J’accuse highlights longstanding themes in Attia’s practice, uniting the artist’s studies of postcolonial histories with his deep attention to the concept of repair—a subject he traces through complex dialectics of appropriation, dispossession, and re-appropriation. A French-Algerian artist who lives in Algiers, Berlin, and Paris, Attia often references through his work the forces of destruction and reconfiguration that emerge during wartime—a metaphor powerfully evoked in the expressive faces of his subjects in J’accuse. The photographs that inspired these sculptures were exhibited in Attia’s installed slide show Open your eyes (2010), where they were displayed alongside African masks that had been broken or repaired. Attia, who lived in Central Africa during the 1990s, created the sculptures in J’accuse with the assistance of three Senegalese craftsmen, and he has cited African mask-making traditions as an influence on the work.
“We’re thrilled to mount Kader Attia’s first solo exhibition on the West Coast with this presentation of J’accuse, a work that applies Kader’s characteristic thoughtfulness and sensitivity to the effects of colonialism and the atrocities of war,” said Apsara DiQuinzio, BAMPFA’s senior curator of modern and contemporary art and Phyllis C. Wattis MATRIX Curator. “At a time when conflict and dislocation are once again reshaping our world, his work provides a vital perspective on the historical and moral dimensions of global conflict.”

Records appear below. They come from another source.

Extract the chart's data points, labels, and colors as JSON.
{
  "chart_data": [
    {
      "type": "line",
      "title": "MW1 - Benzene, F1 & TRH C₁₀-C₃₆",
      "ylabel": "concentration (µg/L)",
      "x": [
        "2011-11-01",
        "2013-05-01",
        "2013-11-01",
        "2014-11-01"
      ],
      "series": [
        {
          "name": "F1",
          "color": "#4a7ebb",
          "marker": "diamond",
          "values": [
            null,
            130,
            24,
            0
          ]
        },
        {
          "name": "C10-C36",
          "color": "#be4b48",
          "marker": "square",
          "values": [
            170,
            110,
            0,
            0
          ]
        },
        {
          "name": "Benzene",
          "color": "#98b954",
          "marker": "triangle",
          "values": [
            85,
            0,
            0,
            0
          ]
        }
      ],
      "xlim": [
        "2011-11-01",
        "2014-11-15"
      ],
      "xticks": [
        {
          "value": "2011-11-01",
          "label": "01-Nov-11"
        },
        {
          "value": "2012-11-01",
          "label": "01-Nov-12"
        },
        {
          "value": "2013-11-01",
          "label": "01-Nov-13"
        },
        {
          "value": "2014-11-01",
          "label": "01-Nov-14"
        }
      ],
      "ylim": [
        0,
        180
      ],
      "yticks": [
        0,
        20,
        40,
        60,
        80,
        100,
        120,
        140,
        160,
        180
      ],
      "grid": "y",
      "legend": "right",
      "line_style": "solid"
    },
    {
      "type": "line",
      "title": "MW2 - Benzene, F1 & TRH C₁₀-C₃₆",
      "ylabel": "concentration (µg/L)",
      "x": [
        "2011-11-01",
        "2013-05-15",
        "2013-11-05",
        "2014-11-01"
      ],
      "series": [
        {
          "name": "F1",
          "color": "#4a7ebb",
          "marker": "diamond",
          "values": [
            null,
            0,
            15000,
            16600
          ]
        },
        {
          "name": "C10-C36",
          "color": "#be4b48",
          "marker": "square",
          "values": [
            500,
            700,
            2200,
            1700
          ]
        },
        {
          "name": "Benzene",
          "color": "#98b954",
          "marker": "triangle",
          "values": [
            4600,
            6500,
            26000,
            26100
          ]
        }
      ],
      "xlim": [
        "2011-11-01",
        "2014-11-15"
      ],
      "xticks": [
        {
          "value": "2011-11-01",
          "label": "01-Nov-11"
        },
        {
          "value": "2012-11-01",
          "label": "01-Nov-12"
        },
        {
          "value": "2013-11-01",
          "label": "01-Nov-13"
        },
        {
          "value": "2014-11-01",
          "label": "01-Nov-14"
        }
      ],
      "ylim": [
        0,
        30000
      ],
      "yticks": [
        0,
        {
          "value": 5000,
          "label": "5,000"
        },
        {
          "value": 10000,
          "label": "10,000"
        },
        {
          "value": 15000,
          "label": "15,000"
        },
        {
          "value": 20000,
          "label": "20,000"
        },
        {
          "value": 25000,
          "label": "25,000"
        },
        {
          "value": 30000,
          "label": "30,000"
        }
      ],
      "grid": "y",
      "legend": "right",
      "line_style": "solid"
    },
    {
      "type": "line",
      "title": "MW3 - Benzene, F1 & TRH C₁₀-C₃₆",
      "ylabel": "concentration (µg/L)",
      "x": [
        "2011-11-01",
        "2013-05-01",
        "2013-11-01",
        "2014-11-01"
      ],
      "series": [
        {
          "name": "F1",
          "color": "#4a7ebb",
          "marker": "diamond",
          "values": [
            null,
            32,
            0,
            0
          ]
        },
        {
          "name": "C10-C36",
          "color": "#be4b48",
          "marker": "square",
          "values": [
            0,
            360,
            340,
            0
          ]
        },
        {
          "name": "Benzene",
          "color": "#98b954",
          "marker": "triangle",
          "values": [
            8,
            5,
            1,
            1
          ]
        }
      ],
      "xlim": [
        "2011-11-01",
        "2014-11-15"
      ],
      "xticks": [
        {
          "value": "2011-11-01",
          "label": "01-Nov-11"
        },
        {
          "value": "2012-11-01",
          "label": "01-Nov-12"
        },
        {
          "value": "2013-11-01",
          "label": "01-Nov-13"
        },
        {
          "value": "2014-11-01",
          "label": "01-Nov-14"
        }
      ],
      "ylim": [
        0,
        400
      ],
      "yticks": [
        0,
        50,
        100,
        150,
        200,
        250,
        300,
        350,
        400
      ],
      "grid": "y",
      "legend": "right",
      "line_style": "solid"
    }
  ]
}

“For more than two decades, Kader Attia has focused on the materiality of wounds and scars in the aftermath of colonization, migration, violence, and loss, and on the immaterial rifts—expressed as madness, possession, and phantoms demanding to be heard—that haunt the lives of individuals and collectivities,” said Stefania Pandolfo, professor of Anthropology at UC Berkeley, who co-curated the exhibition with DiQuinzio. “His artistic practice seeks to rebuild these broken links, inviting the viewer to engage in a relationship with the lost and the unknown.”
Public Programs
Attia will join Pandolfo in conversation on Wednesday, September 18 at 6pm to discuss Attia’s approach to the concept of repair and healing after physical and psychological injury, particularly in a postcolonial context. In addition, a workshop entitled, Tarrying with the Irreparable will take place on Friday, September 20 at UC Berkeley, with the artist and in association with the The Townsend Center for the Humanities, The International Consortium of Critical Theory, The Program in Critical Theory at UC Berkeley, the Arts Research Center at UC Berkeley, The Center for Middle Eastern Studies, The Anthropology Department, and The Art History Department; the program will reflect on the colonial and postcolonial, the transmission of culture, possession, the ghostly, and repair as an art of tarrying with the irreparable. For additional information, please visit bampfa.org.
About Kader Attia
Kader Attia was born in Dugny, France, in 1970, and grew up between Garges-lès-Gonesse, in the Parisian suburbs, and Algeria, where his family is originally from. He received degrees from the École supérieure des arts appliqués Duperré, Paris, in 1993; the Escola Massana Centre d’Art i Disseny, Barcelona, in 1994; and École nationale supérieure des Arts Décoratifs, Paris, in 1998. Attia’s work has been featured in solo exhibitions at major institutions such as the Hayward Gallery, London; the Museum of Contemporary Art Australia, Sydney; the Power Plant, Toronto; the Centre Pompidou, Paris; the Beirut Art Center; and the Institute of Contemporary Art, Boston. His work has been included in group exhibitions at the Metropolitan Museum of Art, New York; Kunsthalle Wien, Vienna; the Museum of Modern Art, New York; the 12th Gwangju Biennial in South Korea; Manifesta 12 in Palermo, Italy; the 57th Venice Biennale; and dOCUMENTA(13) in Kassel, Germany. Attia has participated in residencies at Artpace San Antonio and the Banff Centre for Arts and Creativity. In 2016 he received the Prix Marcel Duchamp, and in 2017 the Joan Miró Prize and the Yanghyun Art Prize. He is the founder of La Colonie in Paris, a space for discussion and exchange around concepts and practices of decolonization. Attia lives and works in Berlin, Paris, and Algiers, and is represented by Lehmann Maupin, New York; Galerie Nagel Draxler, Berlin; and Regen Projects, Los Angeles.